EVs are finally growing in popularity. There are now plenty of models available, and they’re quite good — from the Kia EV6 to the Rivian R1S, to the Ford Mustang Mach-E. But there’s one thing that almost every practical EV has in common — they cost at least $35,000. And, there are really only a few models that dip to that price.

That’s kind of a problem. Of course, it’s completely to be expected. In the grand scheme of things, electric vehicles are still relatively new, and carmakers have invested billions into making them happen in the first place.

But that doesn’t really matter to the end consumer. The majority of buyers simply can’t drop $40,000 on a new car — and the result is that they won’t truly go mainstream until there are cars in the sub-$30,000 price range.
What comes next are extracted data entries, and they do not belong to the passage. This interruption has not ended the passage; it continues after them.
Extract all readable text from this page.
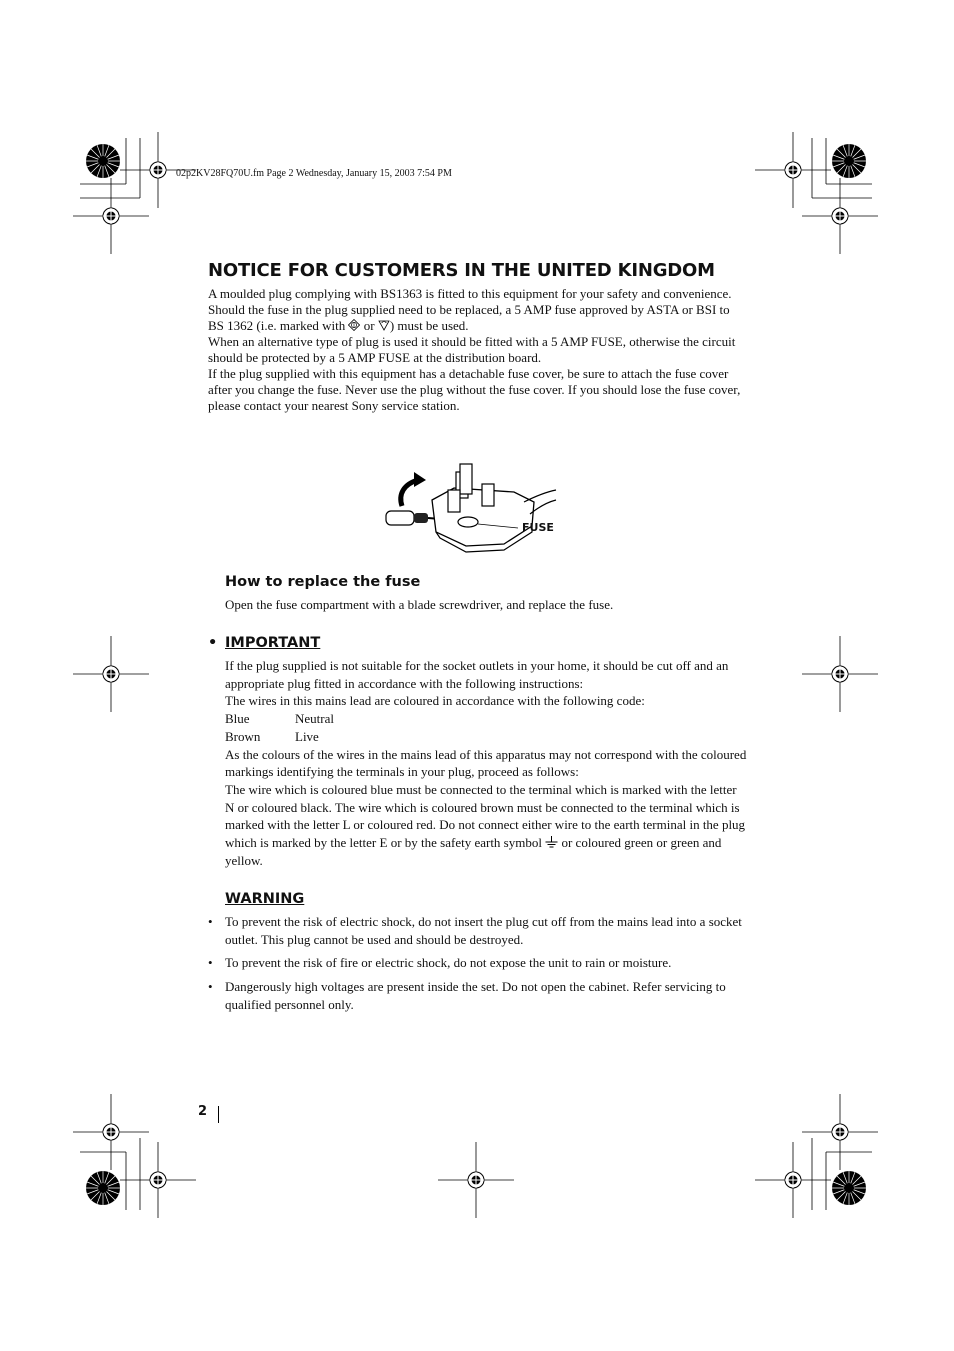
02p2KV28FQ70U.fm Page 2 Wednesday, January 15, 2003 7:54 PM
NOTICE FOR CUSTOMERS IN THE UNITED KINGDOM

A moulded plug complying with BS1363 is fitted to this equipment for your safety and convenience.

Should the fuse in the plug supplied need to be replaced, a 5 AMP fuse approved by ASTA or BSI to BS 1362 (i.e. marked with or ) must be used.

When an alternative type of plug is used it should be fitted with a 5 AMP FUSE, otherwise the circuit should be protected by a 5 AMP FUSE at the distribution board.

If the plug supplied with this equipment has a detachable fuse cover, be sure to attach the fuse cover after you change the fuse. Never use the plug without the fuse cover. If you should lose the fuse cover, please contact your nearest Sony service station.

FUSE
How to replace the fuse
Open the fuse compartment with a blade screwdriver, and replace the fuse.
• IMPORTANT

If the plug supplied is not suitable for the socket outlets in your home, it should be cut off and an appropriate plug fitted in accordance with the following instructions:

The wires in this mains lead are coloured in accordance with the following code:

Blue	Neutral
Brown	Live

As the colours of the wires in the mains lead of this apparatus may not correspond with the coloured markings identifying the terminals in your plug, proceed as follows:

The wire which is coloured blue must be connected to the terminal which is marked with the letter N or coloured black. The wire which is coloured brown must be connected to the terminal which is marked with the letter L or coloured red. Do not connect either wire to the earth terminal in the plug which is marked by the letter E or by the safety earth symbol or coloured green or green and yellow.

WARNING
• To prevent the risk of electric shock, do not insert the plug cut off from the mains lead into a socket outlet. This plug cannot be used and should be destroyed.
• To prevent the risk of fire or electric shock, do not expose the unit to rain or moisture.
• Dangerously high voltages are present inside the set. Do not open the cabinet. Refer servicing to qualified personnel only.
2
We need a Kia Seltos of EVs.

The Seltos’ compromises

I get it, the Seltos is a bit of a niche reference. Why doesn’t this piece refer to the “Honda CR-V of EVs,” or the “Ford Escape of EVs?” The answer is that I’ve been driving the Seltos for the last week, and I find it to be an excellent compromise to Kia’s more expensive options, while still retaining what drivers know and love about the modern Kia. A Seltos EV would embody those principles — compromising where necessary, while still delivering an excellent driver experience.

A silver 2021 Kia Seltos in front of a stone wall.
Stephen Edelstein/Digital Trends

There are plenty of ways in which the Seltos doesn’t compromise. The car still offers the great dual-screen infotainment system, with one screen for the digital instrument cluster that allows you to show keep track of the adaptive driver assist features. The interior is still spacious and relatively comfortable, and the car still supports systems like CarPlay and Android Auto.

So what are the compromises? Well, they’re to be expected. The materials inside the car are slightly less premium, and it’s not as powerful or as smooth as some of Kia’s higher-end cars, like the EV6.

A lower-end EV would be similar. It might not be as premium-feeling, or as premium-looking, as a car like the EV6, but it would retain some of what makes the EV6 a great car. You’d still get some of the tech, and a reasonably spacious interior. What you won’t get is quite as much of that electric zip. It would probably be single-motor, and wouldn’t offer higher-end tech features like a heads-up display and blind spot cameras.

What about the Bolt EV (RIP)?

Of course, some companies have done their best to launch low-cost electric vehicles. The best example of this is the Chevrolet Bolt EV, which, of course, has been discontinued.

A Chevy Volt parked on the beach.

Only one problem though. While the Bolt EV isn’t a bad car, it’s relatively small — and far too small for a large portion of U.S. car buyers. The Bolt EUV fixed some of the issues around size — but like the Bolt EV, it has been discontinued, without a replacement on offer just yet.

Kia, and other carmakers, have an opportunity to take a big bite out of the EV market right now, in the absence of the Bolt EV and Bolt EUV. Whether they do so or not remains to be seen — but regardless, EVs won’t truly go mainstream until there are more low-cost options that aren’t tiny or impractical.